Mouvement #MoiAussi: Une jeune femme témoigne

Mouvement #MoiAussi: Une jeune femme témoigne

Le mouvement #MeToo (#MoiAussi),invite les femmes à dénoncer le harcèlement sur les réseaux sociaux

Dans la foulée du scandale Harvey Weinstein, aux États-Unis, l’actrice Alyssa Milano a lancé lundi dernier le mouvement #MeToo (#MoiAussi), invitant les femmes à dénoncer sur les réseaux sociaux le harcèlement sexuel dont elles ont été victimes. La vague a pris de l’ampleur jusqu’au Québec. Témoignage.

Une jeune femme de la région, qui a demandé de conserver l’anonymat, a décidé de suivre le mouvement. Au journal Les Versants, elle a pris la peine de se confier et de raconter.

Le matin du lundi 16 octobre, elle se lève et se prépare un café. Comme tous les matins, elle ouvre son téléphone pour les lire les dernières nouvelles. Elle découvre que le fil d’actualité de sa page Facebook est submergé de statut #MeToo.
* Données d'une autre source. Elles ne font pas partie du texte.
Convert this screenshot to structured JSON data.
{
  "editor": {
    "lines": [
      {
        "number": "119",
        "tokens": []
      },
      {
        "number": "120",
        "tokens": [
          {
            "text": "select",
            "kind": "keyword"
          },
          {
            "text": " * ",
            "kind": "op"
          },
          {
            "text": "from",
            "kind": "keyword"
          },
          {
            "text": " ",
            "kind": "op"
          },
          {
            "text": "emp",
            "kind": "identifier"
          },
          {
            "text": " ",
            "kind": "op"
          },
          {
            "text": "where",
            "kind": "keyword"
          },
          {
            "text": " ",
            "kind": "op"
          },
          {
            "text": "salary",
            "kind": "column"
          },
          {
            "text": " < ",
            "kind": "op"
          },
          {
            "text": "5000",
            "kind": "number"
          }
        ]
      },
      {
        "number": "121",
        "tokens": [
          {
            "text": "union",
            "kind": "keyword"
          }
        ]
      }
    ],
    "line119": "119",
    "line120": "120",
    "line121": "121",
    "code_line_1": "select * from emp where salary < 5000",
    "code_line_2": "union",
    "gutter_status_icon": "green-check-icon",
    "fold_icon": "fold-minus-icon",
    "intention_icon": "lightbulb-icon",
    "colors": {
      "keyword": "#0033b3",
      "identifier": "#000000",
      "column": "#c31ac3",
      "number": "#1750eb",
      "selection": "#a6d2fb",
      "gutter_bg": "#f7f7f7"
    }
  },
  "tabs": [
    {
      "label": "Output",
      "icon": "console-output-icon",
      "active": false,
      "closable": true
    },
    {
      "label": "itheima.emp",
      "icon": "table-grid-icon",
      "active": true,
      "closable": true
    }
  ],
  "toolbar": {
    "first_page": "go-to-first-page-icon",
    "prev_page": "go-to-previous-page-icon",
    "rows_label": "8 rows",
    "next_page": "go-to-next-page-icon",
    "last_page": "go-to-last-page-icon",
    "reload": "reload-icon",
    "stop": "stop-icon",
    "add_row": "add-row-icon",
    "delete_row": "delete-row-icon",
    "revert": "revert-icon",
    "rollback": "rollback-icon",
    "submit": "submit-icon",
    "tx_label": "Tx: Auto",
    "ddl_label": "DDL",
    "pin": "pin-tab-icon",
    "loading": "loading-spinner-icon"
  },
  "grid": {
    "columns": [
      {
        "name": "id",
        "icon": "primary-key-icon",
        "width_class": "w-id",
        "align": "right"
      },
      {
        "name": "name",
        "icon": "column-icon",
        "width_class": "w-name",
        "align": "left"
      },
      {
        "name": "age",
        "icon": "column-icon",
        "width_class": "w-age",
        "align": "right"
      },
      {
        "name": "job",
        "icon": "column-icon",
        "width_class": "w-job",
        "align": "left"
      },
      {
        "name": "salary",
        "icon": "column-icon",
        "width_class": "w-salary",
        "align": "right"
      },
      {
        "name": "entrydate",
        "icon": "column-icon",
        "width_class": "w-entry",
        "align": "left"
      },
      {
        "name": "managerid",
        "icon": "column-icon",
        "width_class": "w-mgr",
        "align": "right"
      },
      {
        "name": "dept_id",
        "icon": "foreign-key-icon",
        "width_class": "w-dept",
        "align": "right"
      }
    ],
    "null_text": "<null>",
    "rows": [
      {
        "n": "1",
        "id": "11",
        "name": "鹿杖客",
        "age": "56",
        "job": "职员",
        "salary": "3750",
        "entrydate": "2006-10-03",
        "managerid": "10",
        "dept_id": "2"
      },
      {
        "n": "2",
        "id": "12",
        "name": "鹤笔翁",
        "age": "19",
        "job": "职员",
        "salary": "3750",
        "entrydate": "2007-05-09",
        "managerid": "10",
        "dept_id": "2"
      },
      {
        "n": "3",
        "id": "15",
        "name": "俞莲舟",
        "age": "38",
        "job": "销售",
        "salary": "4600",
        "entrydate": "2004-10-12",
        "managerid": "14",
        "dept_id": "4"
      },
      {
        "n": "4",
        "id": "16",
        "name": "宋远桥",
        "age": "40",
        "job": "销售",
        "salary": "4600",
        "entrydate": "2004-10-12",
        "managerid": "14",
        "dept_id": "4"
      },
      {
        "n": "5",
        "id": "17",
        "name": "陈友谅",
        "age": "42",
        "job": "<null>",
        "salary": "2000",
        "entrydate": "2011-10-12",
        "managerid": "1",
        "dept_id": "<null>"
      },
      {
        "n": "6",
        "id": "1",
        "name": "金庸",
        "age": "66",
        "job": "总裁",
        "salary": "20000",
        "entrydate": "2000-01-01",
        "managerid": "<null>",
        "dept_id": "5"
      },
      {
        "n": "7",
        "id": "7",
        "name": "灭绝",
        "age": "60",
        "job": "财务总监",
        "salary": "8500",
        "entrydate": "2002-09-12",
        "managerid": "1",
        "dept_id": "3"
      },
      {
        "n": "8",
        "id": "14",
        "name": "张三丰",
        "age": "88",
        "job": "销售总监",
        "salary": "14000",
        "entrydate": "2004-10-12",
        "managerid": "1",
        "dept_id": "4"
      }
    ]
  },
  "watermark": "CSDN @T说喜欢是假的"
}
Plus la journée avance, plus elle lit des témoignages d’amies, de femmes, qu’elle admire, qu’elle aime, et qui relatent le cauchemar de toutes ces fois où elles ont fait face à du harcèlement et/ou une agression sexuelle. Et, elle aussi, elle marque #MeToo. Pour la première fois de sa vie, la trentenaire décide de s’ouvrir sur le sujet, de dire ce qu’elle a vécu. « Je pense que le temps est venu pour moi de me débarrasser de ce fardeau qui ne devrait pas m’appartenir », lance-t-elle.

Culture du viol

« J’ai toujours pensé qu’un viol, ça fait mal, que ça se produit dans une ruelle avec un couteau sur la gorge, et qu’on finit nécessairement à l’hôpital. Comme la plupart des gens, je croyais qu’un viol, c’était violent et agressif », soutient-elle. Mais c’est seulement en 2015-2016, lorsque les médias parlent de culture du viol et que des femmes témoignent, qu’elle réalise qu’elle aussi, elle avait été violée à plusieurs reprises au cours de sa vie. Mentionnons que l’expression « culture du viol » s’est répandue dans les médias à la suite des agressions présumées aux résidences de l’Université Laval, à Québec, et des allégations contre le député Gerry Slkavounos. « Un viol survient quand l’une des deux personnes ne donne pas son consentement. C’est tout. Ce n’est pas plus compliqué que ça! » indique l’intéressée.

En entrevue à Radio-Canada en novembre 2016, Pascale Parent, une intervenante au Centre d’aide et de lutte contre les agressions à caractère sexuel de Rimouski, répondait que la culture du viol est un « ensemble de comportements qui font en sorte qu’on banalise et même qu’on excuse les agressions sexuelles. On ramène la responsabilité de l’agression sur le dos de la victime, et on remet en question la parole de la femme. »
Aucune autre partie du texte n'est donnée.